Prompt Chaining Strategies¶
Sequential Refinement¶
Start with a broad prompt, evaluate the output, then follow up with targeted refinements: 1. "Write a blog post about [TOPIC]." → gets a first draft 2. "Make the introduction more personal, add a customer story." → improves specific sections 3. "Shorten everything by 20% and add subheadings." → tightens and structures
Parallel Generation¶
For creative tasks, run the same prompt 3-5 times (or ask for 3-5 variants in one prompt) and select the best.
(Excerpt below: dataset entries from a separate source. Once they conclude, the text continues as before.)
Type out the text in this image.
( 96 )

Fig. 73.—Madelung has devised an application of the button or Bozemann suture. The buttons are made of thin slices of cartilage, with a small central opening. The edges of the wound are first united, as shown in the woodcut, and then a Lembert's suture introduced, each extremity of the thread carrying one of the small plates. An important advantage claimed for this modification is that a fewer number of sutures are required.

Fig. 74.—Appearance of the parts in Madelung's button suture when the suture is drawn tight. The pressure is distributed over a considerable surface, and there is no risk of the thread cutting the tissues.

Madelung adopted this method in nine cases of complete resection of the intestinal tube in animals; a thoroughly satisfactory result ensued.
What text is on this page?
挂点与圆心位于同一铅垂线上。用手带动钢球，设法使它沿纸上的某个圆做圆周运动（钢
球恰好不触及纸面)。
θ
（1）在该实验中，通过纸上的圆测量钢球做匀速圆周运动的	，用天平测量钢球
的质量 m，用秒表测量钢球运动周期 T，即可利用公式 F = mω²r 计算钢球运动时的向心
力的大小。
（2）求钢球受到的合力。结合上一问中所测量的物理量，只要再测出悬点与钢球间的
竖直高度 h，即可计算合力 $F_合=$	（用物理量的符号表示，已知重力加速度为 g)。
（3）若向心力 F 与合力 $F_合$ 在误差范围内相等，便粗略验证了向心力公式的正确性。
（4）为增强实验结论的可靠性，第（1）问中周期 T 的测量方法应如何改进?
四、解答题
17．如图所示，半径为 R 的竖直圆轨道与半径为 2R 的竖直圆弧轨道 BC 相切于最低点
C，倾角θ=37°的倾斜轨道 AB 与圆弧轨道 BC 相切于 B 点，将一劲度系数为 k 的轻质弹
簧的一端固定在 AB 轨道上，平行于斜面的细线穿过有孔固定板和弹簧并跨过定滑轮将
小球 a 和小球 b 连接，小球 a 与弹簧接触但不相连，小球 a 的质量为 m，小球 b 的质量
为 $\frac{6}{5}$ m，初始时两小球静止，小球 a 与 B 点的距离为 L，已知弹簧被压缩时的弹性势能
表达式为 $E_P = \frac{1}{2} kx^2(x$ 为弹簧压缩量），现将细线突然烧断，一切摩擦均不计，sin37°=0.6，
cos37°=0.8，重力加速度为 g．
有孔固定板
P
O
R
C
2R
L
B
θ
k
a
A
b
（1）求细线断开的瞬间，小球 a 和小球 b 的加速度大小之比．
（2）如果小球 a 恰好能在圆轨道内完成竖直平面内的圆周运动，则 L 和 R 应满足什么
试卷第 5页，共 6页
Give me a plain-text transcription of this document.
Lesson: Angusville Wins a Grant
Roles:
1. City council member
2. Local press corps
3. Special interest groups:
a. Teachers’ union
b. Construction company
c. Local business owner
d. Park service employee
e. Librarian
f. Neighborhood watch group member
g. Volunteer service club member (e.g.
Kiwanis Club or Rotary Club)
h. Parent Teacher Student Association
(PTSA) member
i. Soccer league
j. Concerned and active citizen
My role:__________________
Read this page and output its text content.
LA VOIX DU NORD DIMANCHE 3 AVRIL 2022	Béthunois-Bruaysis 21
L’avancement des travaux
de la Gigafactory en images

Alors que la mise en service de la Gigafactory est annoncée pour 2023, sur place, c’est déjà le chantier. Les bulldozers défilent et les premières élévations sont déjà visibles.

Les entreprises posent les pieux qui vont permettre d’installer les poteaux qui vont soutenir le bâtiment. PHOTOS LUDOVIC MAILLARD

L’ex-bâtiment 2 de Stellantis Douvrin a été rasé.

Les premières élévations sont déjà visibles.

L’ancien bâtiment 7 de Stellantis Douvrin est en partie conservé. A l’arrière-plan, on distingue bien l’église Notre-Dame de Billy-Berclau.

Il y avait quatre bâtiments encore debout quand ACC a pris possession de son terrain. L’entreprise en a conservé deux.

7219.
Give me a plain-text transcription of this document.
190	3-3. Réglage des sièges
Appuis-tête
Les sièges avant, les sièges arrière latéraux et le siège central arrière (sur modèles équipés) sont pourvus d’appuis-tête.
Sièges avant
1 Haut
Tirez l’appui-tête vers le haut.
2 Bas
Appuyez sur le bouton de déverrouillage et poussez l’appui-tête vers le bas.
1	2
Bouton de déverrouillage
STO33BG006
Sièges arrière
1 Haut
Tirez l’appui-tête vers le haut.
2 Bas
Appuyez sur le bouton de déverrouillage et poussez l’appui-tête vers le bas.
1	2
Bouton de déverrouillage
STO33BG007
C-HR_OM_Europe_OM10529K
Models are non-deterministic — different runs produce different ideas.
Role-Based Chaining¶
Use different system prompts for different stages: 1. Researcher persona: gather facts and outline structure 2. Writer persona: draft the content 3. Editor persona: review, tighten, improve flow 4. Fact-checker persona: verify claims and data
Common Pitfalls and Fixes¶
| Problem | Likely Cause | Fix |
|---|---|---|
| Output is too generic | Placeholders too vague | Add specific constraints, examples, audience details |
| Model ignores a key requirement | Buried in long prompt | Put critical requirements at the top or repeat them |
| Code doesn't run | Missing context about environment | Specify language version, framework, dependencies |
| Creative output is bland | Temperature too low | Use temperature 0.8-1.0; ask for "surprising" or "unconventional" ideas |
| Analysis is shallow | Didn't provide schema or data sample | Give the actual structure, not a description of it |
| Email feels robotic | No style examples given | Paste 2-3 examples of your own writing as reference |
Contributing¶
These prompts are starting points. As you discover effective variations, adapt them to your workflow. The best prompt is the one that consistently produces useful output for your specific context — invest in refining it over time.